Diaphragms and Caps: Diaphragms and Caps are inserted into the vagina before sex, in order to prevent sperm from entering the womb. These methods need to be used with spermicide and they must be left in the place for at least 6 hours after sex. After use they can be taken out and washed as they are reusable. They need to be fitted by a trained nurse or doctor. Diaphragms and Caps are 92-96% effective.
Progestogen only pill (also known as POP or mini pill) : The progestogen only pill has to be taken every day within a specific three-hour time frame. This pill works by thickening the mucus in the cervix, which stops sperm from reaching an egg. It also thins the lining of the womb so that eggs are unable to implant there. In some women, it can also stop ovulation. It can be up to 99% effective when taken correctly.

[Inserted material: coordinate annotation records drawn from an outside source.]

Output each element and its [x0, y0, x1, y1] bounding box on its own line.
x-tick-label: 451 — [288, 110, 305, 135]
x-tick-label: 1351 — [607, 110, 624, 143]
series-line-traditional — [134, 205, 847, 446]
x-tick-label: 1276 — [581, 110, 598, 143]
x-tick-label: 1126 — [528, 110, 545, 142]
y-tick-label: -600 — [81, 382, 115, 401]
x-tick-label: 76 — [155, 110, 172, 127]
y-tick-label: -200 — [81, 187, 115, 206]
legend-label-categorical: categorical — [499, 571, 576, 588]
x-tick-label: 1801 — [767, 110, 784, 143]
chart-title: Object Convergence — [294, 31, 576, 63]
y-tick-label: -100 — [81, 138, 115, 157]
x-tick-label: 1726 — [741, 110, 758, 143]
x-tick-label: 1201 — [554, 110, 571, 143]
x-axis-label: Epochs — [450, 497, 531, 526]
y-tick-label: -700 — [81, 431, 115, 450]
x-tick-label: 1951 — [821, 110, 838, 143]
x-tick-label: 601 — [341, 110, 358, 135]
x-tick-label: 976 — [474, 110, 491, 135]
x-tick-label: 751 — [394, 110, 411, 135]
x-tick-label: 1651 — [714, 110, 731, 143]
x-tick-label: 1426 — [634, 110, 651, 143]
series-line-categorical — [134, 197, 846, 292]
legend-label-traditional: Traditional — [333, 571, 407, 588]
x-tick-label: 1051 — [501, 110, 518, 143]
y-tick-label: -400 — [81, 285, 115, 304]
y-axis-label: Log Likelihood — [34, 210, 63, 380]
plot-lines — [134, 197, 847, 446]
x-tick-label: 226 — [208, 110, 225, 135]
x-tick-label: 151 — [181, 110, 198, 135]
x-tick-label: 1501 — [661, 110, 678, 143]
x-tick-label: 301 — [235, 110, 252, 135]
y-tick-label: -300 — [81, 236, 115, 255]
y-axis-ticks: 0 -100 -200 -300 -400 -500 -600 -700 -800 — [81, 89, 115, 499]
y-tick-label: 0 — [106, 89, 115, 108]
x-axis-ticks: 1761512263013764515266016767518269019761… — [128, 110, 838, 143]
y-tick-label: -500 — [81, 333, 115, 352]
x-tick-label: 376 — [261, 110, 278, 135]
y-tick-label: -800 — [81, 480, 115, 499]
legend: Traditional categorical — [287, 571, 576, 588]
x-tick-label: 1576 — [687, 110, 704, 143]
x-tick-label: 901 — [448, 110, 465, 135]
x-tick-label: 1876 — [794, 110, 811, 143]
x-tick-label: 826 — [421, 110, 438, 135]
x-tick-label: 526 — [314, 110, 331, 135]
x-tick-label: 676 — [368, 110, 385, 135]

IUD: The IUD (Intrauterine Device) is a small t-shaped copper and plastic device, that is also sometimes referred to as the coil. There are various types and sizes of IUD available and it can last from3 to 10 years depending upon which type you decide to get fitted. The IUD is a long acting reversible contraception (LARC), which means that once it is in place you do not need to worry about contraception each time you have sex. You can have an IUD fitted whether you have previously had children or not, is effective as soon as it has been fitted and fertility returns quickly once removed. It works by preventing sperm from surviving within the cervix, womb or fallopian tubes and may also prevent a fertilised egg from implanting within the womb. IUDs are more than 99% effective.
IUS: The IUS is a small t-shaped plastic device containing progestogen. It is inserted into the womb by a trained professional and works by releasing progestogen which thickens the cervix mucus, making it harder for sperm to move through the cervix to get to the egg. It also thins the womb lining, so that it is less likely to accept a fertilised egg, it can also stop ovulation in some women. The IUS, like the IUD, is a LARC and lasts for up to 5 years. It is more than 99% effective.
Although there are many different types of contraception available, not all of them are the best solution for all women, so it is best to take your time to think about which method of contraception is right for you. It is also important to consider that not all methods of contraception protect against STIs. Therefore it is always best to use a condom in conjunction with your preferred method of contraception, in order to reduce the risk of infection.